His family did not alert authorities when they lost contact with him.

“They just loved him, but they thought that he wanted nothing more to do with them, so that’s why there was never a missing person’s report,” Dart said at a Chicago news conference Monday, according to The Associated Press. 



Gacy killed 33 teenage boys and young men around Chicago between 1972 to 1978. He was successful building contractor and well-known as a performing clown at children’s charities and hospitals, often, by his own description of his crimes, luring victims to his home and tricking them into handcuffs as part of a magic trick.

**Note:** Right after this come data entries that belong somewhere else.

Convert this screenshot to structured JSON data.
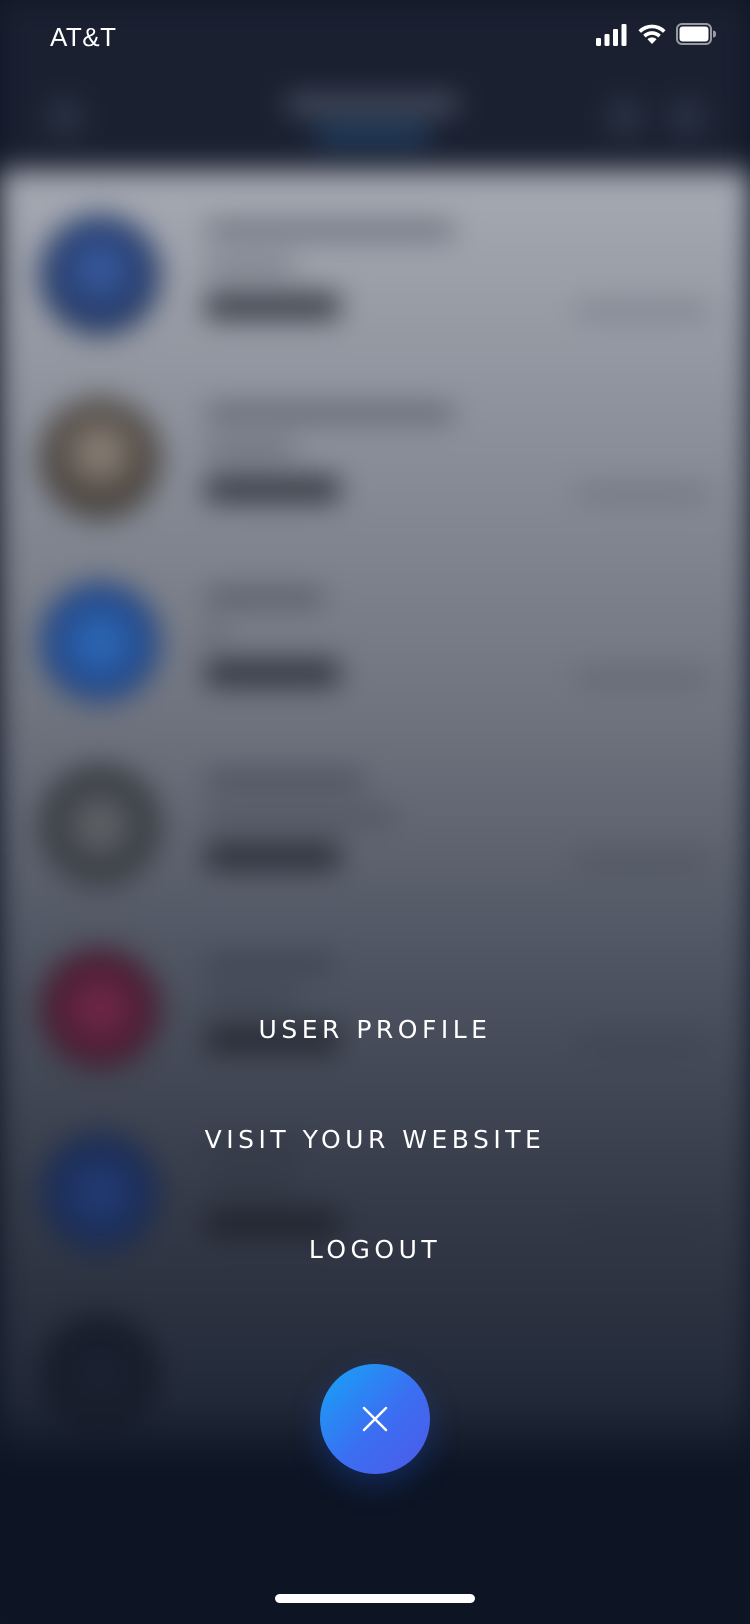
{
  "status_bar": {
    "carrier": "AT&T",
    "signal_icon": "cellular-signal-icon",
    "wifi_icon": "wifi-icon",
    "battery_icon": "battery-full-icon"
  },
  "menu": {
    "items": [
      {
        "label": "USER PROFILE"
      },
      {
        "label": "VISIT YOUR WEBSITE"
      },
      {
        "label": "LOGOUT"
      }
    ]
  },
  "close_button": {
    "icon": "close-icon",
    "gradient_start": "#16a5f6",
    "gradient_end": "#4e5ae8"
  },
  "colors": {
    "overlay_top": "#a4a8b1",
    "overlay_bottom": "#0d1524",
    "text": "#ffffff"
  }
}
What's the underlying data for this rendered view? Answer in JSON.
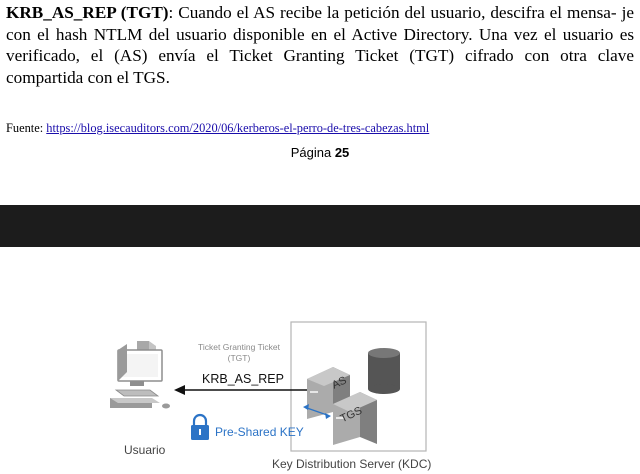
{
  "paragraph": {
    "term": "KRB_AS_REP (TGT)",
    "line1_rest": ": Cuando el AS recibe la petición del usuario, descifra el mensa-",
    "line2": "je con el hash NTLM del usuario disponible en el Active Directory. Una vez el usuario",
    "line3": "es verificado, el (AS) envía el Ticket Granting Ticket (TGT) cifrado con otra clave",
    "line4": "compartida con el TGS."
  },
  "source": {
    "label": "Fuente: ",
    "url": "https://blog.isecauditors.com/2020/06/kerberos-el-perro-de-tres-cabezas.html"
  },
  "page": {
    "label": "Página ",
    "number": "25"
  },
  "diagram": {
    "ticket_line1": "Ticket Granting Ticket",
    "ticket_line2": "(TGT)",
    "message": "KRB_AS_REP",
    "key_label": "Pre-Shared KEY",
    "user_label": "Usuario",
    "kdc_label": "Key Distribution Server (KDC)",
    "as_label": "AS",
    "tgs_label": "TGS",
    "colors": {
      "key_blue": "#2b73c6",
      "server_gray": "#8f8f8f",
      "box_border": "#b5b5b5"
    }
  }
}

Many of Gacy’s known victims were young men who worked for him in his construction and painting business.

As part of his confession to investigators in 1978, Gacy drew a diagram of where he had buried bodies in the crawl space. Over a week’s time, investigators uncovered 26 of them. Convicted and sentenced to death, Gacy died by lethal injection in 1994.

In 2019, the Cook County sheriff’s office started working with the nonprofit DNA Doe Project to identify “Gacy Victim Five” using genetic genealogy.

The skeletal remains were described as coming from a 5-foot-9 male with brown hair, wearing a light-colored shirt, dark pants, a sock and a leather belt. A molar from those remains went to Astrea Forensics in California, where investigators hoped to extract DNA, the nonprofit project reported.

The DNA sample then went to HudsonAlpha Discovery in Alabama for genome sequencing, DNA Doe Project said. Once the sample was interpreted and uploaded to an online matching file, Alexander’s relatives in the second-cousin range could be found. From there, the nonprofit said, volunteer genealogists could build a family tree.

Dart’s office estimated Alexander died between early 1976 and early 1977. As investigators searched for records to confirm the match, they discovered evidence of Alexander earning a small income and getting a traffic ticket in January 1976.

“Sheriff’s Police found there is no other proof of life for Alexander after this time,” Dart said in a news release. “Alexander lived in an area that was frequented by Gacy and where other identified victims had previously lived.”

Through the sheriff’s office, Alexander’s family offered thanks and asked for privacy.

“We can now lay to rest what happened and move forward by honoring Wayne,” Sanders said in her statement. “Thank you, a mother who now has closure, sisters who now have closure, brothers who now have closure.”